Judge Bittner sided with Prof. Craker in every major contention, rejecting the government's claims that present marijuana supplies are adequate, that international treaty forbids alternative marijuana suppliers, and that the University of Massachusetts failed to offer adequate security.

The DEA is not bound by Judge Bittner's decision and is not expected to issue a final reply to it for several months. Past DEA administrators have rejected other administrative law judge decisions, notably Judge Francis Young's 1988 ruling that marijuana should be rescheduled for medical use.

Nonetheless, the decision is expected to stir up pressure against the DEA within the new Democratic Congress, where supporters of medical marijuana have moved into leadership positions.

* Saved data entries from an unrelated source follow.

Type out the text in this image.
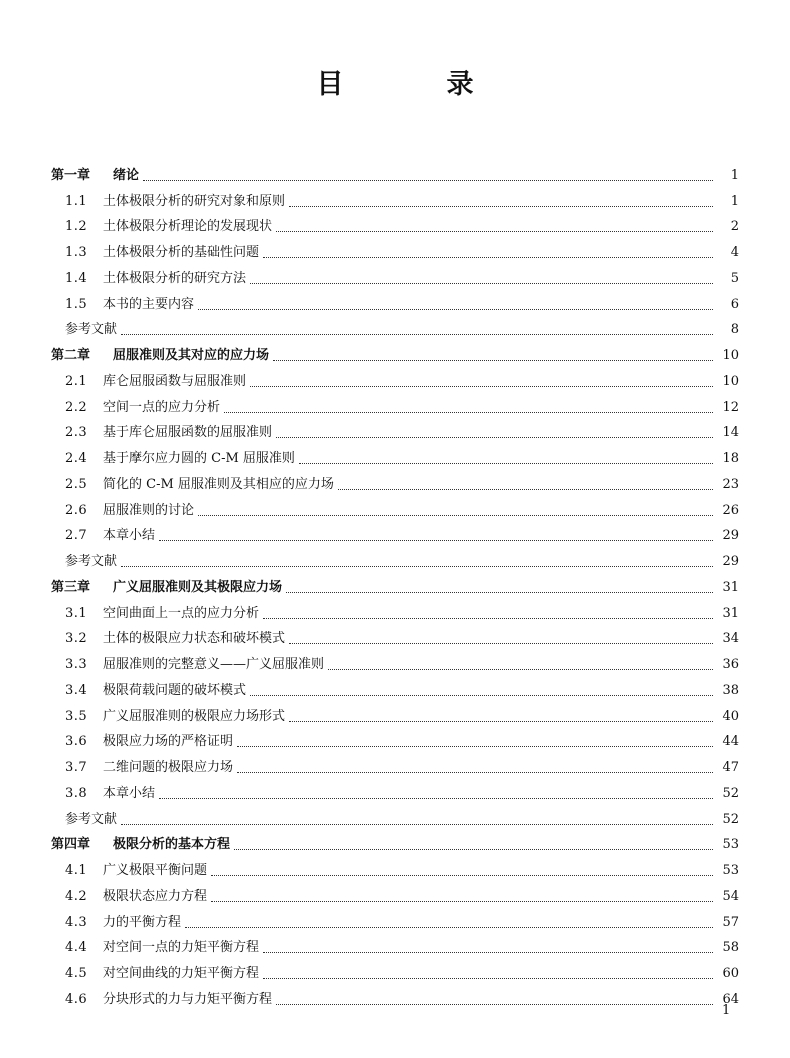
目　录
第一章	绪论	1
1.1	土体极限分析的研究对象和原则	1
1.2	土体极限分析理论的发展现状	2
1.3	土体极限分析的基础性问题	4
1.4	土体极限分析的研究方法	5
1.5	本书的主要内容	6
参考文献	8
第二章	屈服准则及其对应的应力场	10
2.1	库仑屈服函数与屈服准则	10
2.2	空间一点的应力分析	12
2.3	基于库仑屈服函数的屈服准则	14
2.4	基于摩尔应力圆的 C-M 屈服准则	18
2.5	简化的 C-M 屈服准则及其相应的应力场	23
2.6	屈服准则的讨论	26
2.7	本章小结	29
参考文献	29
第三章	广义屈服准则及其极限应力场	31
3.1	空间曲面上一点的应力分析	31
3.2	土体的极限应力状态和破坏模式	34
3.3	屈服准则的完整意义——广义屈服准则	36
3.4	极限荷载问题的破坏模式	38
3.5	广义屈服准则的极限应力场形式	40
3.6	极限应力场的严格证明	44
3.7	二维问题的极限应力场	47
3.8	本章小结	52
参考文献	52
第四章	极限分析的基本方程	53
4.1	广义极限平衡问题	53
4.2	极限状态应力方程	54
4.3	力的平衡方程	57
4.4	对空间一点的力矩平衡方程	58
4.5	对空间曲线的力矩平衡方程	60
4.6	分块形式的力与力矩平衡方程	64
1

The establishment of a private producer of marijuana is crucial to conducting the kinds of FDA efficacy studies that the government has demanded in order to allow medical marijuana. Although NIDA has allowed its marijuana to be used in studies by California's state-sponsored Center for Medicinal Cannabis Research, the results of these studies cannot be used for FDA approval, since that would require a new drug application from the manufacturer. NIDA has indicated that it has no interest in filing a new drug application for its marijuana. Therefore another, private manufacturer is needed to begin the process of new drug approval.

In effect, the government has created a Catch-22 situation, in which it insists that FDA studies are needed to approve marijuana, while at the same time it blocks the studies.

Among the studies that NIDA has blocked is one on marijuana vaporizers sponsored by California NORML and MAPS. The study, designed by Chemic Labs of Canton, Mass., is aimed at developing a smoke-free delivery system for medical cannabis. Because the government has declared that smoking is an unacceptable delivery form, the development of a smoke-free alternative is essential to winning FDA approval of herbal cannabis for medicine. In 2004, Chemic Labs asked to purchase 10 grams of marijuana from NIDA for a vaporizer study. For comparison purposes, Chemic applied to import another 10 grams of high-CBD marijuana from a licensed supplier in the Netherlands. After an 18 month regulatory delay, the applications were denied by NIDA and DEA.

In light of Judge Bittner's decision, Chemic Labs is planning to re-submit the vaporizer research proposal shortly.

Drug reform advocates are hopeful that the Congress will hold hearings on the government's obstruction of medical marijuana. However, prospects of actually passing legislation remain dim so long as the Bush administration remains in power.